Rencana integrasi TKA dengan berbagai jalur masuk perguruan tinggi, seperti Seleksi Nasional Berdasarkan Prestasi (SNBP), menimbulkan tekanan psikologis yang luar biasa. Meski bertujuan baik agar siswa tidak banyak mengikuti tes, integrasi ini justru menciptakan beban berat dan panjang.

Siswa kelas X SMA, sejak hari pertama, sudah dihantui bayang-bayang TKA yang nilainya akan menentukan nasib di universitas. Portofolio, nilai rapor, indeks sekolah, dan TKA bertumpuk di pundak mereka. Ini berpotensi menciptakan generasi yang belajar karena takut akan masa depan, bukan karena cinta ilmu pengetahuan.

Romo Mangunwijaya selalu menekankan pendidikan eksploratif, di mana sekolah menjadi taman bermain yang memerdekakan pikiran, tempat anak boleh salah dan menjadi diri sendiri. Namun, struktur TKA saat ini justru membuat sekolah lebih mirip ‘pabrik manufaktur yang sedang melakukan kontrol kualitas ketat terhadap produknya sebelum dipasarkan ke Perguruan Tinggi Negeri’. Jika siswa diperlakukan sebagai produk, kemanusiaan mereka dipertanyakan.

Romo Nicolaus Driyarkara mengingatkan bahwa pendidikan adalah proses ‘hominisasi’ dan ‘humanisasi’; menjadikan manusia dan memanusiakan manusia.

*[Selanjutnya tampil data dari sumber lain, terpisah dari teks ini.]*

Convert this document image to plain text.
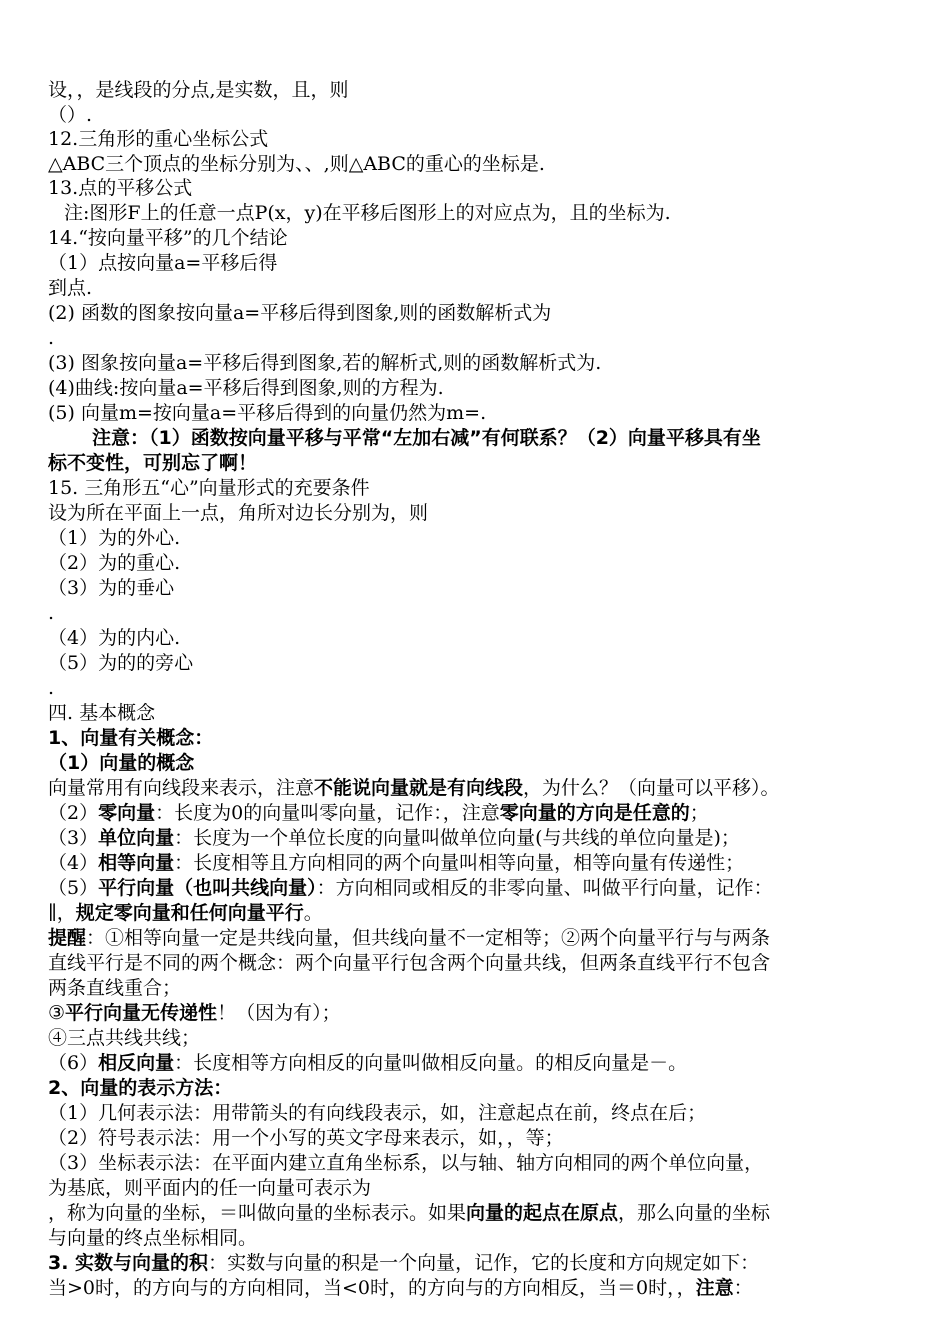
设，，是线段的分点,是实数，且，则
（）.
12.三角形的重心坐标公式
△ABC三个顶点的坐标分别为、、,则△ABC的重心的坐标是.
13.点的平移公式
注:图形F上的任意一点P(x，y)在平移后图形上的对应点为，且的坐标为.
14.“按向量平移”的几个结论
（1）点按向量a=平移后得
到点.
(2) 函数的图象按向量a=平移后得到图象,则的函数解析式为
.
(3) 图象按向量a=平移后得到图象,若的解析式,则的函数解析式为.
(4)曲线:按向量a=平移后得到图象,则的方程为.
(5) 向量m=按向量a=平移后得到的向量仍然为m=.
注意：（1）函数按向量平移与平常“左加右减”有何联系？（2）向量平移具有坐
标不变性，可别忘了啊！
15. 三角形五“心”向量形式的充要条件
设为所在平面上一点，角所对边长分别为，则
（1）为的外心.
（2）为的重心.
（3）为的垂心
.
（4）为的内心.
（5）为的的旁心
.
四. 基本概念
1、向量有关概念：
（1）向量的概念
向量常用有向线段来表示，注意不能说向量就是有向线段，为什么？（向量可以平移）。
（2）零向量：长度为0的向量叫零向量，记作：，注意零向量的方向是任意的；
（3）单位向量：长度为一个单位长度的向量叫做单位向量(与共线的单位向量是)；
（4）相等向量：长度相等且方向相同的两个向量叫相等向量，相等向量有传递性；
（5）平行向量（也叫共线向量）：方向相同或相反的非零向量、叫做平行向量，记作：
∥，规定零向量和任何向量平行。
提醒：①相等向量一定是共线向量，但共线向量不一定相等；②两个向量平行与与两条
直线平行是不同的两个概念：两个向量平行包含两个向量共线，但两条直线平行不包含
两条直线重合；
③平行向量无传递性！（因为有）；
④三点共线共线；
（6）相反向量：长度相等方向相反的向量叫做相反向量。的相反向量是－。
2、向量的表示方法：
（1）几何表示法：用带箭头的有向线段表示，如，注意起点在前，终点在后；
（2）符号表示法：用一个小写的英文字母来表示，如，，等；
（3）坐标表示法：在平面内建立直角坐标系，以与轴、轴方向相同的两个单位向量，
为基底，则平面内的任一向量可表示为
，称为向量的坐标，＝叫做向量的坐标表示。如果向量的起点在原点，那么向量的坐标
与向量的终点坐标相同。
3. 实数与向量的积：实数与向量的积是一个向量，记作，它的长度和方向规定如下：
当>0时，的方向与的方向相同，当<0时，的方向与的方向相反，当＝0时，，注意：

TKA seharusnya menjadi alat untuk menguatkan kemanusiaan anak secara akademik, bukan alat sortir yang memisahkan antara yang ‘berharga’ dan ‘tidak berharga’ berdasarkan skor.

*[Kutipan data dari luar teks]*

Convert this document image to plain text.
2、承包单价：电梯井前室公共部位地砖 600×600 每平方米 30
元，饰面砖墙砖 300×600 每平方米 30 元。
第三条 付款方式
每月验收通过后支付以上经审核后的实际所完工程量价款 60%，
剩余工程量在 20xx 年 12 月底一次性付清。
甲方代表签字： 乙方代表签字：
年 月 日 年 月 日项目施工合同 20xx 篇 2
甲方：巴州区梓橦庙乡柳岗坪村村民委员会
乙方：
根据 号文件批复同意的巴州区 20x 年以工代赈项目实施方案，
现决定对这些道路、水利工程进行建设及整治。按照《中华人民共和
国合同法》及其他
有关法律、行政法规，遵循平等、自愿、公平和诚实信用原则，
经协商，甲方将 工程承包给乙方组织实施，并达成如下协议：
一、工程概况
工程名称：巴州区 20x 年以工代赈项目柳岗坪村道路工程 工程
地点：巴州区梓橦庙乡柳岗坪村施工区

Membangun Harapan di Atas Refleksi Jujur

Optimisme terhadap TKA tetap ada, asalkan ada refleksi yang jujur dan berani menanggalkan kemunafikan birokrasi.

TKA 2025 tidak harus menjadi monster baru, melainkan cermin berharga. Namun, cermin itu jangan hanya untuk melihat wajah murid yang pucat karena kelelahan belajar demi skor. Gunakan untuk melihat wajah sistem pendidikan: Apakah pelatihan guru sudah berdampak pada nalar, bukan sekadar administrasi? Sudahkah beban guru disederhanakan agar mereka punya waktu berpikir jernih bersama muridnya?

Desakan P2G agar pelatihan literasi dan numerasi guru di tingkat pendidikan dasar menjadi kunci utama yang selama ini terabaikan harus disetujui. Jangan hanya fokus memoles anak SMA yang akan ujian; benahi fondasi yang rapuh di Sekolah Dasar. Buatlah proses belajar yang bermakna, membangun nalar kritis, dan menjadikan belajar sebagai petualangan akal budi yang indah, bukan beban yang menyiksa.

Masa depan pendidikan Indonesia tidak ditentukan oleh seberapa tinggi rata-rata nilai TKA tahun depan, melainkan oleh ketangguhan nalar anak-anak dalam menghadapi masalah nyata kehidupan; masalah yang tidak ada di pilihan jawaban A, B, C, D, atau E.

Mari berikan mereka hak untuk belajar merdeka dan bahagia. Jadikan TKA bukan berhala tujuan akhir, melainkan penanda jalan menuju pendidikan yang memerdekakan manusia. Karena pendidikan yang berhasil menghasilkan manusia utuh dan berdaya, bukan sekadar pencetak angka tinggi.